2x^2 + 3ix + 2 = 0 solve quadratic equation ​

Answer 1

Answer:

$\large\boxed{X=\frac{1}{2}i, X=-2i }$

Step-by-step explanation:

To solve with quadratic equation, first you have to subsititute the x on both sides of the equation. Therefore, you can also solve with distributive property, complex arithmetic, standard complex form, and etc.

Given:

2x²+3ix+2=0

Solutions:

First, solve.

$\displaystyle x=a+bi$

$\displaystyle 2(a+bi)^2+3i(a+bi)+2=0$

Expand the form by using distributive property.

$\large\boxed{\textnormal{Distributive Property}}$

$\displaystyle a(b+c)=ab+ac$

$\displaystyle 2(a+bi)^2+3i(a+bi)+2=(2a^2-2b^2-3b+2)+i(3a+4ab)$

Make sure add equal sign to zero.

$\displaystyle (2a^2-2b^2-3b+2)+i(3a+4ab)=0$

Next, thing you do is rewrite the 0 of standard complex form.

$\large\boxed{\textnormal{Standard Complex Form}}$

$\displaystyle 0+0i$

$(2a^2-2b^2-3b+2)+i(3a+4ab)=0+0i$

Using a complex numbers it can be equal only if its real and imaginary parts are equal.

Rewrite the systems problem of expressions.
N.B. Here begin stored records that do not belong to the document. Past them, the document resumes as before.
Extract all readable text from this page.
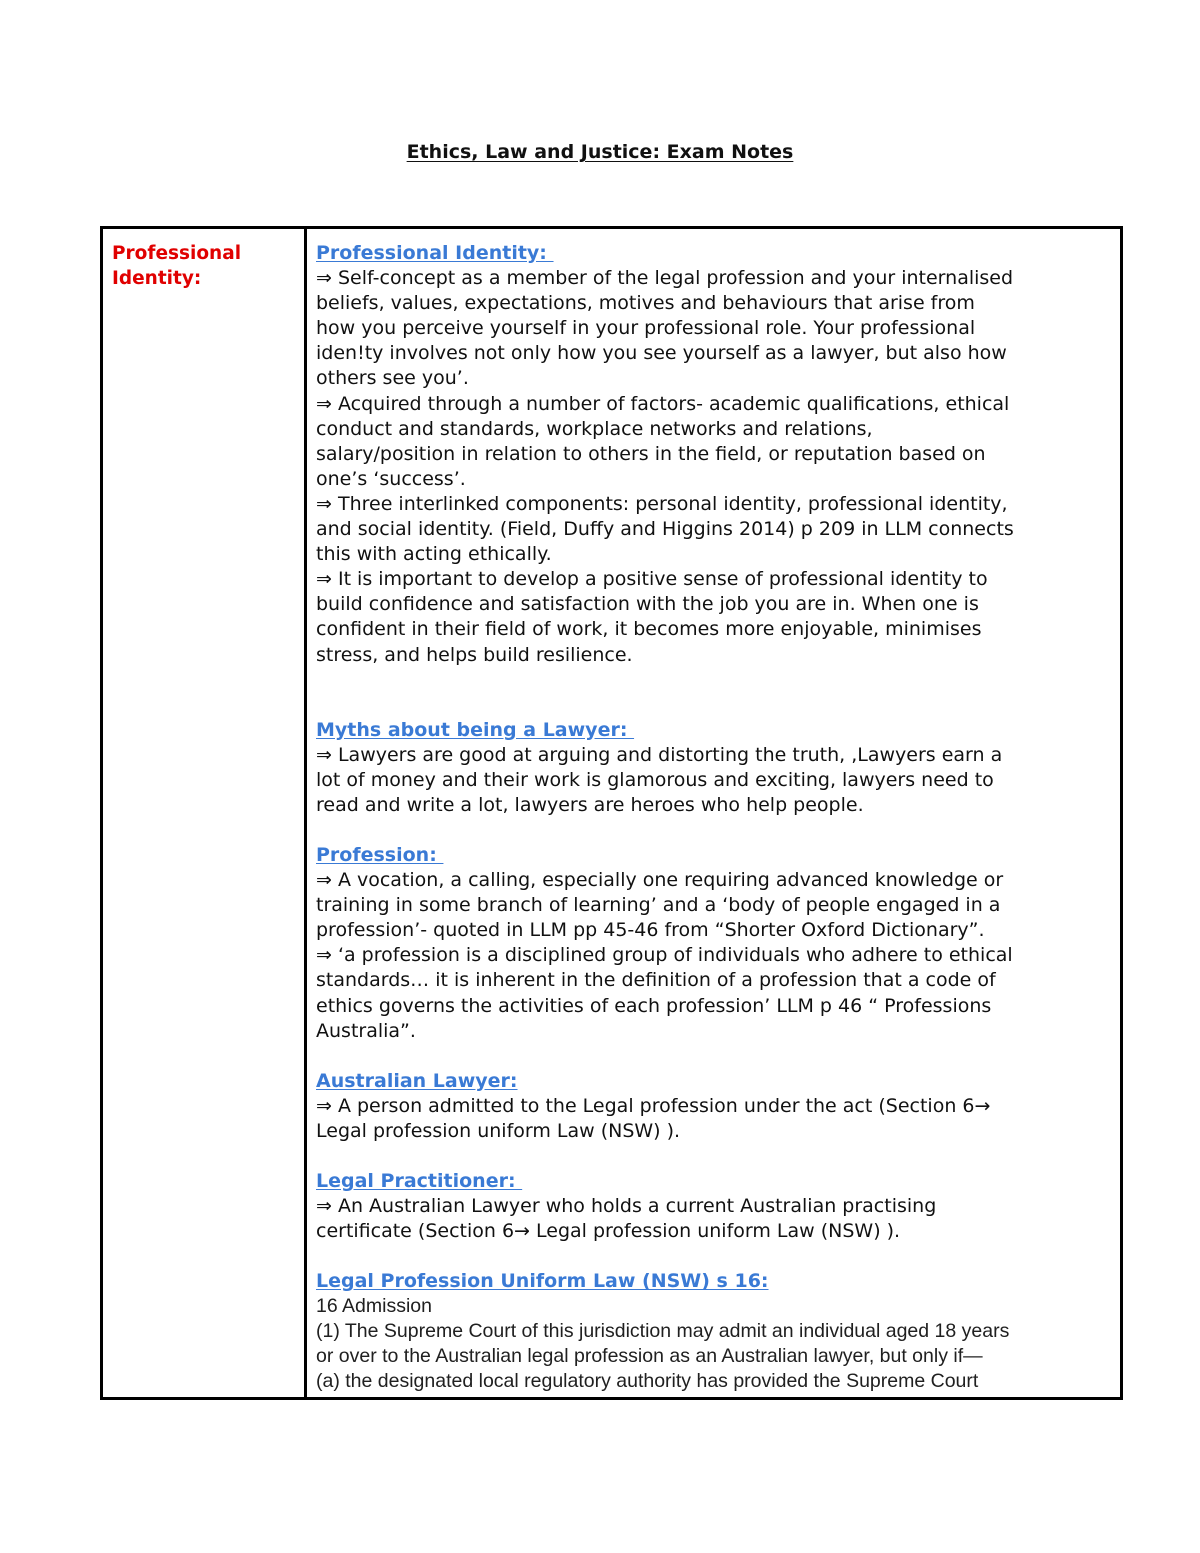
Ethics, Law and Justice: Exam Notes
Professional Identity:
Professional Identity:

⇒ Self-concept as a member of the legal profession and your internalised
beliefs, values, expectations, motives and behaviours that arise from
how you perceive yourself in your professional role. Your professional
iden!ty involves not only how you see yourself as a lawyer, but also how
others see you’.

⇒ Acquired through a number of factors- academic qualifications, ethical
conduct and standards, workplace networks and relations,
salary/position in relation to others in the field, or reputation based on
one’s ‘success’.

⇒ Three interlinked components: personal identity, professional identity,
and social identity. (Field, Duffy and Higgins 2014) p 209 in LLM connects
this with acting ethically.

⇒ It is important to develop a positive sense of professional identity to
build confidence and satisfaction with the job you are in. When one is
confident in their field of work, it becomes more enjoyable, minimises
stress, and helps build resilience.

Myths about being a Lawyer:

⇒ Lawyers are good at arguing and distorting the truth, ,Lawyers earn a
lot of money and their work is glamorous and exciting, lawyers need to
read and write a lot, lawyers are heroes who help people.

Profession:

⇒ A vocation, a calling, especially one requiring advanced knowledge or
training in some branch of learning’ and a ‘body of people engaged in a
profession’- quoted in LLM pp 45-46 from “Shorter Oxford Dictionary”.

⇒ ‘a profession is a disciplined group of individuals who adhere to ethical
standards… it is inherent in the definition of a profession that a code of
ethics governs the activities of each profession’ LLM p 46 “ Professions
Australia”.

Australian Lawyer:

⇒ A person admitted to the Legal profession under the act (Section 6→
Legal profession uniform Law (NSW) ).

Legal Practitioner:

⇒ An Australian Lawyer who holds a current Australian practising
certificate (Section 6→ Legal profession uniform Law (NSW) ).

Legal Profession Uniform Law (NSW) s 16:

16 Admission

(1) The Supreme Court of this jurisdiction may admit an individual aged 18 years
or over to the Australian legal profession as an Australian lawyer, but only if—

(a) the designated local regulatory authority has provided the Supreme Court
$\begin{bmatrix}2a^2-2b^2-3b+2=0\\3a+4ab=0\end{bmatrix}$

$\begin{bmatrix}2a^2-2b^2-3b+2=0\\3a+4ab=0\end{bmatrix}=\begin{pmatrix}b=\frac{1}{2},\:&a=0\\ b=-2,\:&a=0\end{pmatrix}$

Solve.

$\displaystyle x=a+bi$

$\large\boxed{X=\frac{1}{2},X=-2i}$

The quadratic equation of 2x²+3ix+2=0 is x=1/2i and x=-2i, which is our answer.